Molti osservatori temono che un ritorno dell'interesse nelle culture locali porterà inevitabilmente a xenofobia e sentimenti ultranazionalisti. Non necessariamente dovrà essere così. Se, ovunque, le etnie arriveranno a considerare le proprie risorse culturali non come possedimenti da difendere, ma come doni destinati a uno scambio reciproco, le grandi migrazioni di popoli del XXI secolo potrebbero generare una rinascita culturale e creare le condizioni per una globalizzazione umana del commercio e degli affari.

Genova è il luogo simbolico ideale per sollevare la questione di una rinascita culturale: qui e nelle altre città stato italiane si è verificata la principale fioritura culturale dell'era moderna, più di cinque secoli fa. La capacità dei partiti e dei leader politici di identificarsi con gli interessi della società civile e della diversità culturale e di promuovere quegli stessi interessi sarà cruciale nel garantirne la rilevanza e la vitalità nel secolo futuro. È questa la lezione impartita dai contestatori pacifici, prevalentemente giovani, sulle strade di Seattle 18 mesi fa. È una lezione che, probabilmente, si ripeterà sulle strade di Genova in luglio.

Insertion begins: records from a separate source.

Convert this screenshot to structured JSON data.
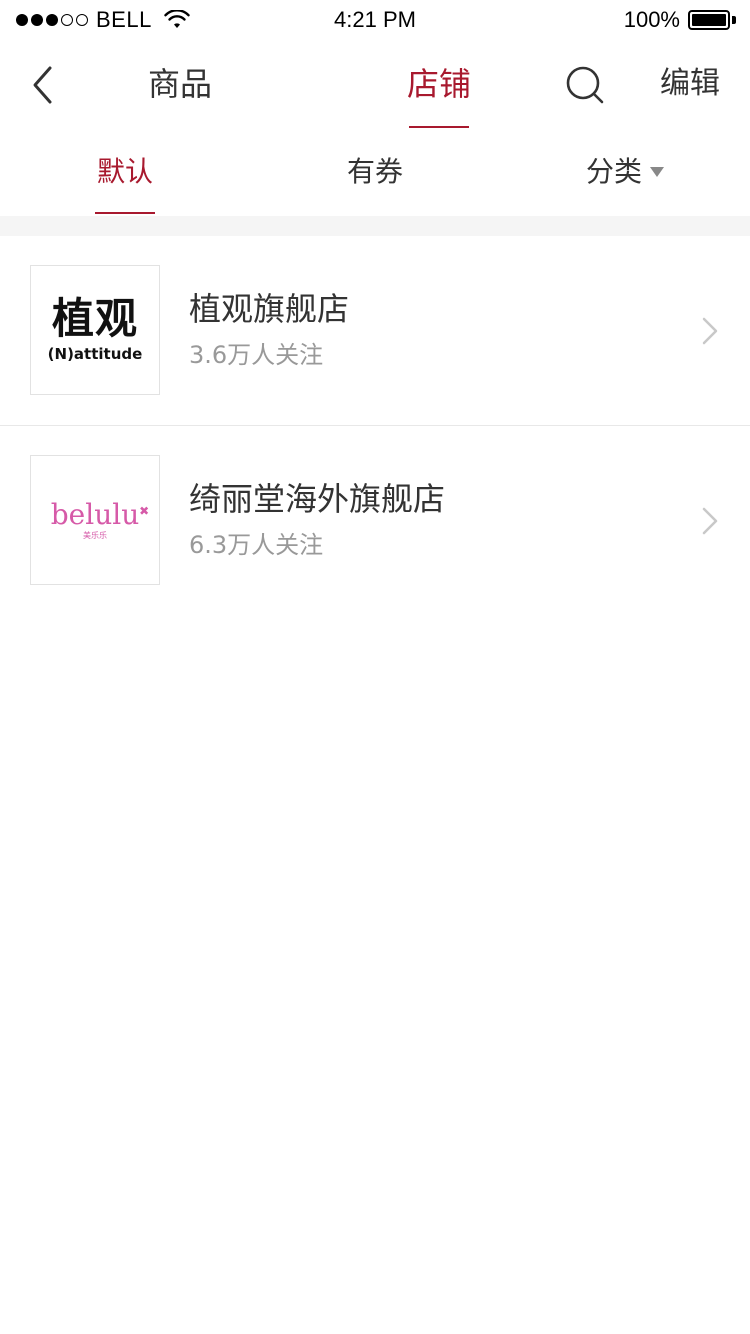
{
  "status_bar": {
    "carrier": "BELL",
    "time": "4:21 PM",
    "battery": "100%",
    "signal_bars_filled": 3,
    "signal_bars_total": 5
  },
  "nav": {
    "tabs": [
      {
        "label": "商品",
        "active": false
      },
      {
        "label": "店铺",
        "active": true
      }
    ],
    "edit_label": "编辑",
    "accent_color": "#a8192e"
  },
  "filters": {
    "tabs": [
      {
        "label": "默认",
        "active": true
      },
      {
        "label": "有券",
        "active": false
      },
      {
        "label": "分类",
        "active": false,
        "has_dropdown": true
      }
    ]
  },
  "stores": [
    {
      "name": "植观旗舰店",
      "followers": "3.6万人关注",
      "logo": {
        "main": "植观",
        "sub": "(N)attitude"
      }
    },
    {
      "name": "绮丽堂海外旗舰店",
      "followers": "6.3万人关注",
      "logo": {
        "main": "belulu",
        "sub": "美乐乐"
      }
    }
  ]
}
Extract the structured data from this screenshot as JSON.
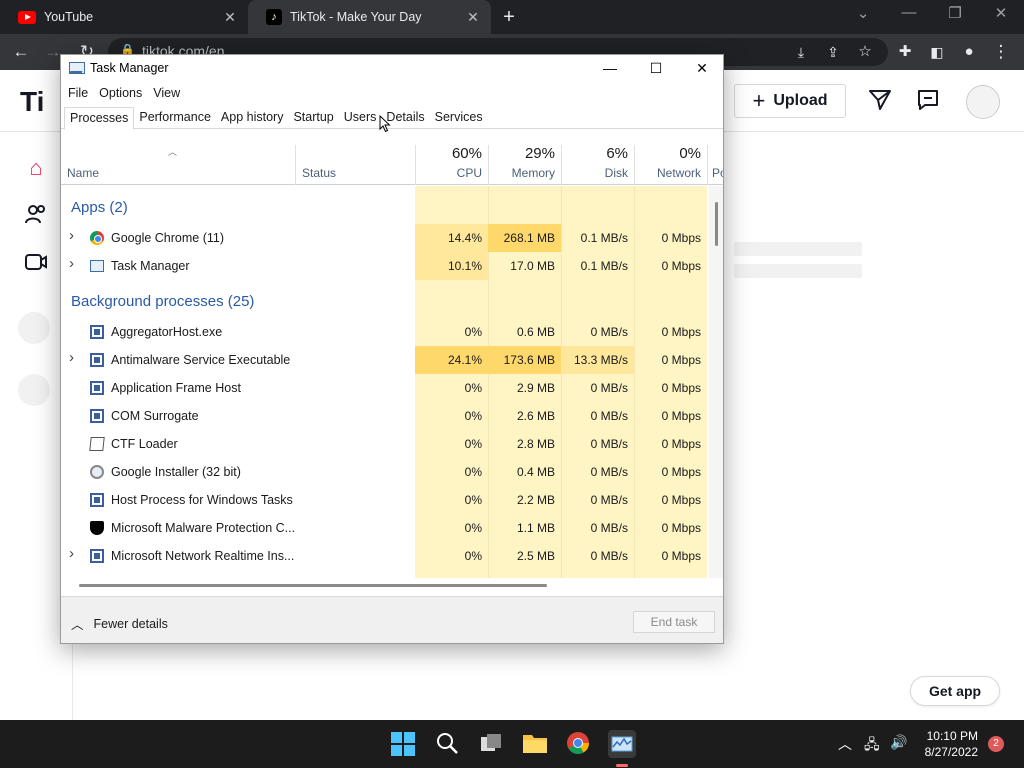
{
  "browser": {
    "tabs": [
      {
        "label": "YouTube",
        "icon": "youtube-icon",
        "active": false
      },
      {
        "label": "TikTok - Make Your Day",
        "icon": "tiktok-icon",
        "active": true
      }
    ],
    "address": "tiktok.com/en"
  },
  "tiktok": {
    "logo_text": "Ti",
    "upload_label": "Upload",
    "get_app_label": "Get app"
  },
  "taskmanager": {
    "title": "Task Manager",
    "menu": [
      "File",
      "Options",
      "View"
    ],
    "tabs": [
      "Processes",
      "Performance",
      "App history",
      "Startup",
      "Users",
      "Details",
      "Services"
    ],
    "selected_tab": "Processes",
    "columns": {
      "name": "Name",
      "status": "Status",
      "cpu": {
        "pct": "60%",
        "label": "CPU"
      },
      "memory": {
        "pct": "29%",
        "label": "Memory"
      },
      "disk": {
        "pct": "6%",
        "label": "Disk"
      },
      "network": {
        "pct": "0%",
        "label": "Network"
      },
      "power": "Po"
    },
    "groups": {
      "apps": "Apps (2)",
      "background": "Background processes (25)"
    },
    "apps": [
      {
        "name": "Google Chrome (11)",
        "icon": "chrome-icon",
        "expandable": true,
        "cpu": "14.4%",
        "memory": "268.1 MB",
        "disk": "0.1 MB/s",
        "network": "0 Mbps"
      },
      {
        "name": "Task Manager",
        "icon": "task-manager-icon",
        "expandable": true,
        "cpu": "10.1%",
        "memory": "17.0 MB",
        "disk": "0.1 MB/s",
        "network": "0 Mbps"
      }
    ],
    "background": [
      {
        "name": "AggregatorHost.exe",
        "icon": "window-icon",
        "expandable": false,
        "cpu": "0%",
        "memory": "0.6 MB",
        "disk": "0 MB/s",
        "network": "0 Mbps"
      },
      {
        "name": "Antimalware Service Executable",
        "icon": "window-icon",
        "expandable": true,
        "cpu": "24.1%",
        "memory": "173.6 MB",
        "disk": "13.3 MB/s",
        "network": "0 Mbps"
      },
      {
        "name": "Application Frame Host",
        "icon": "window-icon",
        "expandable": false,
        "cpu": "0%",
        "memory": "2.9 MB",
        "disk": "0 MB/s",
        "network": "0 Mbps"
      },
      {
        "name": "COM Surrogate",
        "icon": "window-icon",
        "expandable": false,
        "cpu": "0%",
        "memory": "2.6 MB",
        "disk": "0 MB/s",
        "network": "0 Mbps"
      },
      {
        "name": "CTF Loader",
        "icon": "ctf-icon",
        "expandable": false,
        "cpu": "0%",
        "memory": "2.8 MB",
        "disk": "0 MB/s",
        "network": "0 Mbps"
      },
      {
        "name": "Google Installer (32 bit)",
        "icon": "installer-icon",
        "expandable": false,
        "cpu": "0%",
        "memory": "0.4 MB",
        "disk": "0 MB/s",
        "network": "0 Mbps"
      },
      {
        "name": "Host Process for Windows Tasks",
        "icon": "window-icon",
        "expandable": false,
        "cpu": "0%",
        "memory": "2.2 MB",
        "disk": "0 MB/s",
        "network": "0 Mbps"
      },
      {
        "name": "Microsoft Malware Protection C...",
        "icon": "shield-icon",
        "expandable": false,
        "cpu": "0%",
        "memory": "1.1 MB",
        "disk": "0 MB/s",
        "network": "0 Mbps"
      },
      {
        "name": "Microsoft Network Realtime Ins...",
        "icon": "window-icon",
        "expandable": true,
        "cpu": "0%",
        "memory": "2.5 MB",
        "disk": "0 MB/s",
        "network": "0 Mbps"
      }
    ],
    "fewer_details": "Fewer details",
    "end_task": "End task"
  },
  "taskbar": {
    "time": "10:10 PM",
    "date": "8/27/2022",
    "notifications": "2"
  },
  "colors": {
    "heat_low": "#fff4c4",
    "heat_mid": "#ffe89c",
    "heat_high": "#ffd86b",
    "group_text": "#2a5aa6"
  }
}
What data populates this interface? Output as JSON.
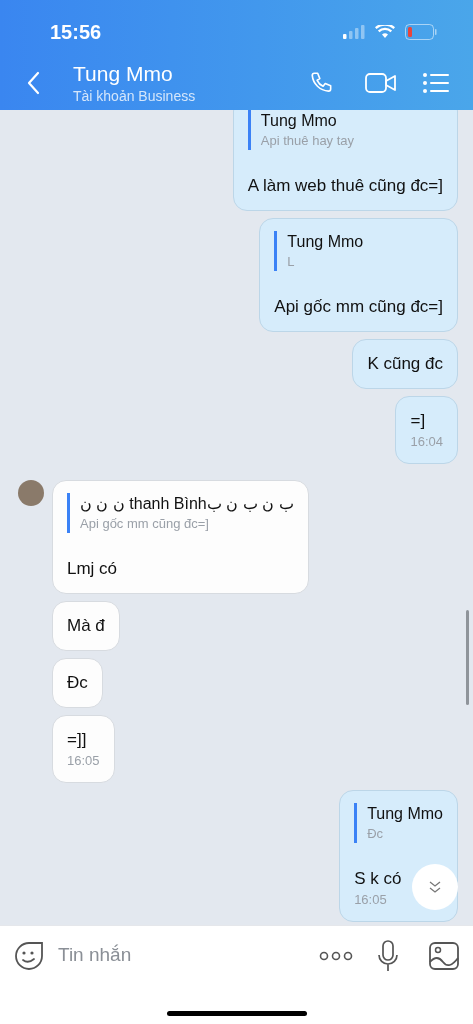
{
  "status_bar": {
    "time": "15:56"
  },
  "header": {
    "title": "Tung Mmo",
    "subtitle": "Tài khoản Business"
  },
  "messages": [
    {
      "kind": "outgoing",
      "quote": {
        "name": "Tung Mmo",
        "text": "Api thuê hay tay"
      },
      "text": "A làm web thuê cũng đc=]"
    },
    {
      "kind": "outgoing",
      "quote": {
        "name": "Tung Mmo",
        "text": "L"
      },
      "text": "Api gốc mm cũng đc=]"
    },
    {
      "kind": "outgoing",
      "text": "K cũng đc"
    },
    {
      "kind": "outgoing",
      "text": "=]",
      "time": "16:04"
    },
    {
      "kind": "incoming",
      "avatar": true,
      "quote": {
        "name": "ن ن ن thanh Bìnhب ن ب ن ب",
        "text": "Api gốc mm cũng đc=]"
      },
      "text": "Lmj có"
    },
    {
      "kind": "incoming",
      "text": "Mà đ"
    },
    {
      "kind": "incoming",
      "text": "Đc"
    },
    {
      "kind": "incoming",
      "text": "=]]",
      "time": "16:05"
    },
    {
      "kind": "outgoing",
      "quote": {
        "name": "Tung Mmo",
        "text": "Đc"
      },
      "text": "S k có",
      "time": "16:05"
    }
  ],
  "composer": {
    "placeholder": "Tin nhắn"
  }
}
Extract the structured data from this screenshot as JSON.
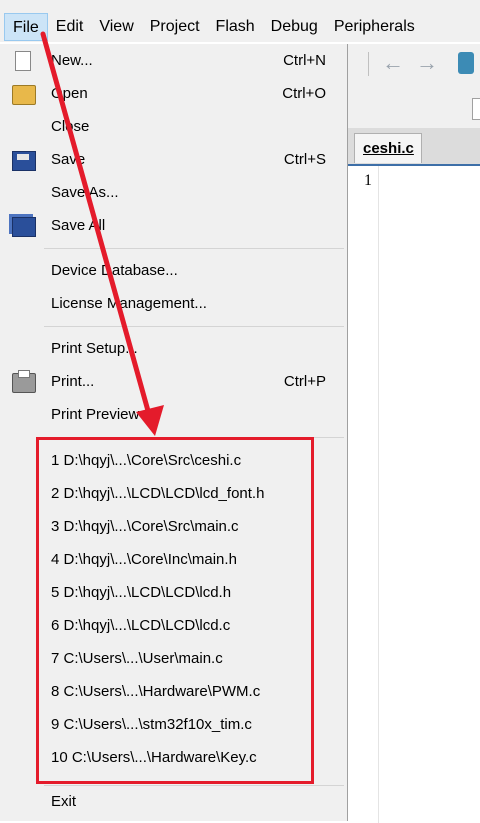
{
  "menubar": {
    "items": [
      {
        "label": "File",
        "active": true
      },
      {
        "label": "Edit"
      },
      {
        "label": "View"
      },
      {
        "label": "Project"
      },
      {
        "label": "Flash"
      },
      {
        "label": "Debug"
      },
      {
        "label": "Peripherals"
      }
    ]
  },
  "editor": {
    "tab_label": "ceshi.c",
    "line_number": "1"
  },
  "file_menu": {
    "items": [
      {
        "name": "new",
        "label": "New...",
        "shortcut": "Ctrl+N",
        "icon": "new-file-icon"
      },
      {
        "name": "open",
        "label": "Open",
        "shortcut": "Ctrl+O",
        "icon": "open-folder-icon"
      },
      {
        "name": "close",
        "label": "Close",
        "shortcut": "",
        "icon": ""
      },
      {
        "name": "save",
        "label": "Save",
        "shortcut": "Ctrl+S",
        "icon": "save-disk-icon"
      },
      {
        "name": "save-as",
        "label": "Save As...",
        "shortcut": "",
        "icon": ""
      },
      {
        "name": "save-all",
        "label": "Save All",
        "shortcut": "",
        "icon": "save-all-icon"
      },
      {
        "name": "device-database",
        "label": "Device Database...",
        "shortcut": "",
        "icon": ""
      },
      {
        "name": "license-management",
        "label": "License Management...",
        "shortcut": "",
        "icon": ""
      },
      {
        "name": "print-setup",
        "label": "Print Setup...",
        "shortcut": "",
        "icon": ""
      },
      {
        "name": "print",
        "label": "Print...",
        "shortcut": "Ctrl+P",
        "icon": "printer-icon"
      },
      {
        "name": "print-preview",
        "label": "Print Preview",
        "shortcut": "",
        "icon": ""
      }
    ],
    "recent_files": [
      "1 D:\\hqyj\\...\\Core\\Src\\ceshi.c",
      "2 D:\\hqyj\\...\\LCD\\LCD\\lcd_font.h",
      "3 D:\\hqyj\\...\\Core\\Src\\main.c",
      "4 D:\\hqyj\\...\\Core\\Inc\\main.h",
      "5 D:\\hqyj\\...\\LCD\\LCD\\lcd.h",
      "6 D:\\hqyj\\...\\LCD\\LCD\\lcd.c",
      "7 C:\\Users\\...\\User\\main.c",
      "8 C:\\Users\\...\\Hardware\\PWM.c",
      "9 C:\\Users\\...\\stm32f10x_tim.c",
      "10 C:\\Users\\...\\Hardware\\Key.c"
    ],
    "exit_label": "Exit"
  },
  "annotation": {
    "color": "#e41b2b"
  },
  "colors": {
    "menu_bg": "#f0f0f0",
    "active_menu_bg": "#cce4f7"
  }
}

Il problema è: i capi di stato che partecipano al summit si daranno il tempo necessario per ascoltare con attenzione il messaggio dei rappresentanti della società civile legittimamente radunati sotto le loro finestre? Se ciò non accadrà, è probabile che la crescente frustrazione giocherà a favore del numero sempre maggiore di estremisti inclini alla violenza, con conseguenze incalcolabili per il futuro.